Die entstandene Folge von kleineren, miteinander verknüpften Plätzen wird definiert von besonderen Gebäuden. Im Norden an der Boxdorfer Hauptstraße befindet sich der „Kirschbaumplatz“, an welchem der Kirchweihbaum an prominenter Stelle aufgestellt wird, und leitet über den „Marktplatz“ vor der neuen Markthalle zum „Boxdorfer Hauptplatz“, der mit giebelständigen Hausfassaden eine heterogene, scheinbar gewachsene Kulisse bildet. Von hieraus gelangt man über das „Grüne Band“ in Richtung Süden zum Fußballplatz, sowie den Spazier- und Radwegen in Richtung Nürnberger Innenstadt.

 

Ökologisch, nachhaltig und sozial sind in unserer Projektgestaltung drei wichtige Kernbegriffe. Ihr Büro hat in den vergangenen Jahren in diesen Bereichen viele Auszeichnungen erhalten. Warum ist ein neues Bewusstsein bei der Planung von Stadtquartieren so wichtig?

Nachhaltige Stadtplanung ist komplex und besteht aus vielen Komponenten, die es zu beachten gilt: zukunftsfähige Mobilität, klimagerechte Architektur und Freianlagenplanung, Schaffung qualitativer Räume und Zwischenräume, aktive Nutzung, um nur einige wenige aufzuzählen. Entwerfen wir heute ein Stadtquartier, müssen wir uns als Planende mit diesen Themen auseinandersetzen und Lösungen anbieten die Synergieeffekte zwischen den unterschiedlichen Komponenten hervorrufen.

Auf sozialer Ebene beispielsweise sollte ein Quartier möglichst heterogen sein und Angebote für alle Generationen bieten, insbesondere um einen „Miteinander“ zu ermöglichen. Für den sozialen Austausch müssen Planende einerseits qualitativ hochwertige Außenflächen und Treffpunkte anbieten, die dem menschlichen Maßstab entsprechen, zusätzlich sollten Wohn- und Geschäftsgebäude entworfen werden, die flexible Nutzungen und Grundrissmodifikationen ermöglichen. In Hinblick auf den Demografischen Wandel und Veränderungen im sozialen Gefüge muss ein Quartier die Zukunft mitdenken. Ein fertiges Stadtquartier mit einem nachhaltigen sozialen Bewusstsein stellt schlussendlich nicht nur für die Bewohnenden einen deutlichen Mehrwert dar, sondern auch für die Nachbarschaft – erst dann fügt es sich vollends ein.

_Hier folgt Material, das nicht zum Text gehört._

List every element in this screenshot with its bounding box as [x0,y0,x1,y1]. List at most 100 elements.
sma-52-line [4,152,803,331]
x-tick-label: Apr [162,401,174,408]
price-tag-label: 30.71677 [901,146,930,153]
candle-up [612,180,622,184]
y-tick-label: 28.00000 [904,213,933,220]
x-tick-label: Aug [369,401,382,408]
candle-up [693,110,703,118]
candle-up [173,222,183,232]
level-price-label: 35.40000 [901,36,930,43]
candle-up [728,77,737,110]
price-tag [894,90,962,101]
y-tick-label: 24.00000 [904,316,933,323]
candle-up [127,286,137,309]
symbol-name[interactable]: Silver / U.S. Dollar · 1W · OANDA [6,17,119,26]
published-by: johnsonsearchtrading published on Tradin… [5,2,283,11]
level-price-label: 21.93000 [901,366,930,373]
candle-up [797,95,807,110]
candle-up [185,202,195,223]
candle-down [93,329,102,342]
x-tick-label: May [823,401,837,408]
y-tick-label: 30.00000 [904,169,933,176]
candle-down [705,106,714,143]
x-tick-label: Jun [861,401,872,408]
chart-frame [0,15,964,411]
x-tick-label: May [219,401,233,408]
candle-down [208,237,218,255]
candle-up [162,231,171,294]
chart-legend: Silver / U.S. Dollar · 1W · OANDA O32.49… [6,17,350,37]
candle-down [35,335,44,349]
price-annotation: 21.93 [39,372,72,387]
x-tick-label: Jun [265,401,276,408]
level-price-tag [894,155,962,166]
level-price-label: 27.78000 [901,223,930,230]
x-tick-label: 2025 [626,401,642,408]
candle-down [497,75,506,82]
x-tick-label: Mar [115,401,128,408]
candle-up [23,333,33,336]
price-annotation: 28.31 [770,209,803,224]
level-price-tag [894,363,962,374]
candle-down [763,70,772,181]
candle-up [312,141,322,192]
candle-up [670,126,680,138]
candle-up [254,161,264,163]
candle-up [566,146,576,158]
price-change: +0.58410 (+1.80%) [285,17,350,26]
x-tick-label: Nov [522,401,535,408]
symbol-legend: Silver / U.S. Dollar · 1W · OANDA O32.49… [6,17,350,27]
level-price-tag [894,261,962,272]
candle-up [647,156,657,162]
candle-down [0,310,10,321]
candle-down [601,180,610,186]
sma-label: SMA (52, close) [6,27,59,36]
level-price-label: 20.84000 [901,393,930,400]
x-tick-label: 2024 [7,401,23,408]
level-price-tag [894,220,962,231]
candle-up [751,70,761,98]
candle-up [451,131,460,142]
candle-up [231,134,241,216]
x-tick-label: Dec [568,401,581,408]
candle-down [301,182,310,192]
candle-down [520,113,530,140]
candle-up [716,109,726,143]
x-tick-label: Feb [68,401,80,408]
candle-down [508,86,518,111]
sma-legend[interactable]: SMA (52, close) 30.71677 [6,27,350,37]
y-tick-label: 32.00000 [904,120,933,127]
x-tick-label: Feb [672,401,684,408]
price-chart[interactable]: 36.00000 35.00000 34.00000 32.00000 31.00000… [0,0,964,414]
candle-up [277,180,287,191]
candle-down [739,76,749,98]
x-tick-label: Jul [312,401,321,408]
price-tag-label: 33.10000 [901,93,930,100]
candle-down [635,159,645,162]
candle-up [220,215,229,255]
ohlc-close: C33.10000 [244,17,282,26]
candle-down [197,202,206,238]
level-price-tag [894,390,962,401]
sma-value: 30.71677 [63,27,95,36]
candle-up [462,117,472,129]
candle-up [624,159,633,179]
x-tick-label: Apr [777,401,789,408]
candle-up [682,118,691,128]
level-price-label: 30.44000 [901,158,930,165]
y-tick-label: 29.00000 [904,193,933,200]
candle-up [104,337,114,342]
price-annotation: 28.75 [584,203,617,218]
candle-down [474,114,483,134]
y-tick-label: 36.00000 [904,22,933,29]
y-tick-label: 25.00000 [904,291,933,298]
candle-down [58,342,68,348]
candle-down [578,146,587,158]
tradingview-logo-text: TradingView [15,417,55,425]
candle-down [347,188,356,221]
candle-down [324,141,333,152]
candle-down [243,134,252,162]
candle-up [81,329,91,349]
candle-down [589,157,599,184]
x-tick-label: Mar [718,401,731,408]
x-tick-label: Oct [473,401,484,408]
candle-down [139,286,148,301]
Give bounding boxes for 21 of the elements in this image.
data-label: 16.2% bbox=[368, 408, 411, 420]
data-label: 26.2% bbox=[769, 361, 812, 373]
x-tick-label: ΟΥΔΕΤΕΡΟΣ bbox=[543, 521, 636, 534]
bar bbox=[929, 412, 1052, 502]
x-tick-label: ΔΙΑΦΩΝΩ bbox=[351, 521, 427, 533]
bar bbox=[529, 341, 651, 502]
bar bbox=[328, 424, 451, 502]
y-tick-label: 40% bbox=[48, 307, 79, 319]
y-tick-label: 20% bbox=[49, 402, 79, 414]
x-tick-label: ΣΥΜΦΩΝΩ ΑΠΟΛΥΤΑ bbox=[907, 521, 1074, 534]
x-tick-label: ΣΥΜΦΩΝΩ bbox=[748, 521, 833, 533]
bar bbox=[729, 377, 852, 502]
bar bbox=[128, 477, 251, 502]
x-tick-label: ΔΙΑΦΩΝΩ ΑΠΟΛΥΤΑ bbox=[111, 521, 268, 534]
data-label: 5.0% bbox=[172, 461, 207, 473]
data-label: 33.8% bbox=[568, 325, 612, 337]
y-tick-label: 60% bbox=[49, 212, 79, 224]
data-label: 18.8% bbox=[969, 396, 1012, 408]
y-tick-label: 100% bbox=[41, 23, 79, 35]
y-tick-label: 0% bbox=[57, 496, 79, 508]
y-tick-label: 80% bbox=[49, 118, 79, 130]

Beachtet ein Quartier all diese Punkte spricht man von Resilienz, das bedeutet das Quartier ist anpassungsfähig.

Resilienz ist essenziell auch in Bezug auf die klimatischen Veränderungen durch die Klimakrise, die es bei der Planung jetzt schon zu beachten gilt und der wir durch klimagerechte Architektur und mit Konzepten für das Mikroklima entgegenwirken. Maßnahmen für ein verbessertes Stadtklima und zur Vermeidung von Hitzestaus sind beispielsweise das Schaffen eines „durchlässigen“ Städtebaus, um Durchlüftung im Stadtraum zu ermöglichen, offene Wasserflächen, sowie Fassadenbegrünung zur passiven Kühlung. Kombiniert mit einer Klimagerechten Architektur, dem Passivhaus, das durch eine gute Dämmung im Sommer die Kühle im Haus hält und im Winter die Wärme; so entsteht ein klimaresilientes Quartier.

 

Ihr städtebaulicher Entwurf stellt eine erste Gliederung des Gebiets dar. Bis zur fertigen Planung jedes einzelnen Gebäudes dürfte noch etwas Arbeit in das Projekt fließen müssen. Wie ist der weitere Ablauf.

Der Vorteil des Entwurfes spiegelt sich in seiner Anpassungsfähigkeit wider. Die Gebäude und Nutzungen können jetzt präzise ermittelt und angepasst werden, ohne, dass das Gesamtkonzept darunter leidet. Die genauen Bedarfe werden in Abstimmung mit den Bauherren, der Stadt Nürnberg, potenziellen Nutzern und der Nachbarschaft ermittelt und fließen im Anschluss in die Planung ein. Nach der Zustimmung aller Beteiligten beginnen wir sukzessive aus der Vision, Realität werden zu lassen. Als Planungsbüro das Projekte auch während der Bauphase begleitet legen wir auch hohen Wert auf die Ausführung und qualitative Details, die dem Projekt langfristig eine Wertigkeit verleihen. Sobald der Bau abgeschlossen ist, freuen wir uns gemeinsam mit allen Beteiligten auf der Kärwa in der Neuen Mitte Boxdorf auf das gelungene Projekt anzustoßen.